Semester-wise syllabus for an M.Tech in Energy Systems Engineering

 

Semester 1:

Core Foundations 

1. Energy Systems Analysis 

   - Thermodynamics, energy balances, exergy analysis, and lifecycle assessment (LCA). 

2. Renewable Energy Technologies 

   - Solar PV/wind systems, biomass, geothermal, and hybrid energy systems. 

3. Power System Engineering 

   - Grid integration, load forecasting, stability, and power electronics for renewable energy. 

4. Energy Economics and Policy 

   - Energy markets, tariffs, carbon pricing, and global energy policies (Paris Agreement, SDGs). 

5. Lab Work 

   - Solar/wind system simulations (HOMER, PVsyst), power flow analysis (MATLAB/PowerWorld). 

 

Semester 2:

 Advanced Energy Systems 

1. Smart Grids and Microgrids 

   - Demand response, distributed energy resources (DERs), IoT-enabled grids, and energy storage. 

2. Energy Storage Systems 

   - Batteries (Li-ion, flow), supercapacitors, hydrogen storage, and thermal energy storage. 

3. Energy Efficiency and Management

   - Industrial/commercial energy audits, HVAC optimization, and building energy modeling (EnergyPlus). 

4. Elective 1 

   - Options: Electric Vehicle Infrastructure, Carbon Capture and Storage (CCS), Offshore Energy Systems. 

5. Lab Work

   - Microgrid design (DigSILENT), battery management systems (BMS), IoT-based energy monitoring. 

 

Semester 3:

Specialization & Research 

1. Advanced Renewable Energy Systems 

   - Floating solar, offshore wind, concentrated solar power (CSP), and green hydrogen production. 

2. Energy Systems Optimization 

   - Linear/nonlinear programming, AI/ML for energy forecasting, and hybrid system optimization. 

3. Elective 2 

   - Options: Energy Cybersecurity, Bioenergy Systems, Nuclear Energy Technology. 

4. Elective 3 

   - Options: Energy Access in Developing Economies, Advanced Power Electronics for Energy Systems. 

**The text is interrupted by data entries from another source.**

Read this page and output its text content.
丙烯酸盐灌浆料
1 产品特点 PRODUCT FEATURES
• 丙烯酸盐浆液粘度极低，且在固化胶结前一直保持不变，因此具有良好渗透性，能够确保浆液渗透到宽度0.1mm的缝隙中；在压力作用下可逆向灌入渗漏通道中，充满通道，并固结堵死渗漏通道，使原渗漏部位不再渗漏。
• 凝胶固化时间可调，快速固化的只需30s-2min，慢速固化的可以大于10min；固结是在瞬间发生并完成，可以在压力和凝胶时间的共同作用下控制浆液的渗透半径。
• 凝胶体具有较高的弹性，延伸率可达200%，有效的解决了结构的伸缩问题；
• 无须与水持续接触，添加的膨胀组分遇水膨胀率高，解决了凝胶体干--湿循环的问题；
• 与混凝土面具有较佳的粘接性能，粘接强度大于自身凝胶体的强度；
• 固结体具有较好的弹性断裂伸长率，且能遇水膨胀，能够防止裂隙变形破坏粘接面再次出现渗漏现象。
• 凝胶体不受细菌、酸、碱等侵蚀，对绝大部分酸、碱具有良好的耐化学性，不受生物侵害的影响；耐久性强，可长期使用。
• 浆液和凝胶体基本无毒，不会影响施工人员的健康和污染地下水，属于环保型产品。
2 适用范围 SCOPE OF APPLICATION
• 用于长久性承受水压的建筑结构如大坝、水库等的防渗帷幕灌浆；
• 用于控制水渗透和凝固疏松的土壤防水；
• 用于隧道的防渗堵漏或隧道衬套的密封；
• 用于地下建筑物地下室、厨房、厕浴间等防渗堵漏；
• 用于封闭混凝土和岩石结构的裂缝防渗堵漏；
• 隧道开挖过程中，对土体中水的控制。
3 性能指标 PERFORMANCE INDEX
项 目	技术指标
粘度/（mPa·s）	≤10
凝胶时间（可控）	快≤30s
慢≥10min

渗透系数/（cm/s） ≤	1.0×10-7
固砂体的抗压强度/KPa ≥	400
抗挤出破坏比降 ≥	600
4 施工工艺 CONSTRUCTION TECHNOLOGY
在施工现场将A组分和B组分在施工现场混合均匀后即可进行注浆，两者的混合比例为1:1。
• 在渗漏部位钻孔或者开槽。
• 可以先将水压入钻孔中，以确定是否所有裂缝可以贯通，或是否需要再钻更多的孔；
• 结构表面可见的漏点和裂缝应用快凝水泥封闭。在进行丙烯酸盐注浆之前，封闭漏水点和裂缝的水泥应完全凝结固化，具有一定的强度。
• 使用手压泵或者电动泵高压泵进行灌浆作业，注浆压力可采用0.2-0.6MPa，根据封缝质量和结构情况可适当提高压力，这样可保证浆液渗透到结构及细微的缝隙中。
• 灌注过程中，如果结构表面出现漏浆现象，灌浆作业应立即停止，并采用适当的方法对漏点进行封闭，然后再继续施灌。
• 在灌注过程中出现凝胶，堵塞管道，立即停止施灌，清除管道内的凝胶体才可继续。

5. Research Project (Phase 1) 

   - Proposal (e.g., smart grid resilience, hybrid renewable systems, or EV charging networks). 

6. Lab Work 

   - Hydrogen fuel cell testing, AI-driven load forecasting (Python), CSP plant simulation (SAM). 

 

Semester 4:

Dissertation & Industry Integration 

1. Dissertation/Thesis

   - Focus areas: Decarbonization strategies, grid modernization, energy storage innovations, or rural electrification. 

2. Industry Internship (Optional)

   - Collaborations with power utilities (NTPC, Siemens), renewable firms (Suzlon, Adani Green), or NGOs. 

3. Emerging Trends Seminar 

   - Topics: AI for energy systems, circular economy in energy, fusion energy, and blockchain for energy trading. 

4. Seminar & Viva Voce 

   - Presentation and defense of research, peer reviews, and industry expert feedback. 

 

Electives (Across Semesters 2–3)

- Electric Vehicle Infrastructure: Charging networks, V2G (vehicle-to-grid) integration, battery recycling. 

- Carbon Capture and Storage (CCS): Post-combustion capture, geological storage, DAC (direct air capture). 

- Energy Cybersecurity: Grid cyber-physical security, encryption, and intrusion detection. 

- Bioenergy Systems: Biogas, biofuels (biodiesel, ethanol), and waste-to-energy technologies. 

- Nuclear Energy: Reactor designs, safety protocols, and small modular reactors (SMRs). 

 

Tools & Technologies 

- Simulation: HOMER Pro, MATLAB/Simulink, ETAP, RETScreen, EnergyPlus. 

- AI/ML: Python (TensorFlow, Scikit-learn), R for energy forecasting. 

- Hardware: Smart meters, IoT sensors (Arduino/Raspberry Pi), battery testing rigs. 

- Policy Analysis: LEAP (Long-range Energy Alternatives Planning), MARKAL/TIMES. 

 

Industry Applications 

- Power Utilities: Grid modernization, renewable integration, demand-side management. 

- Renewable Energy: Solar/wind farm design, green hydrogen projects. 

- Oil & Gas: Transition strategies (CCS, blue hydrogen), energy efficiency optimization. 

- Smart Cities: Microgrids, EV infrastructure, energy-efficient buildings. 

- Consulting: Energy auditing, policy advisory, sustainability reporting.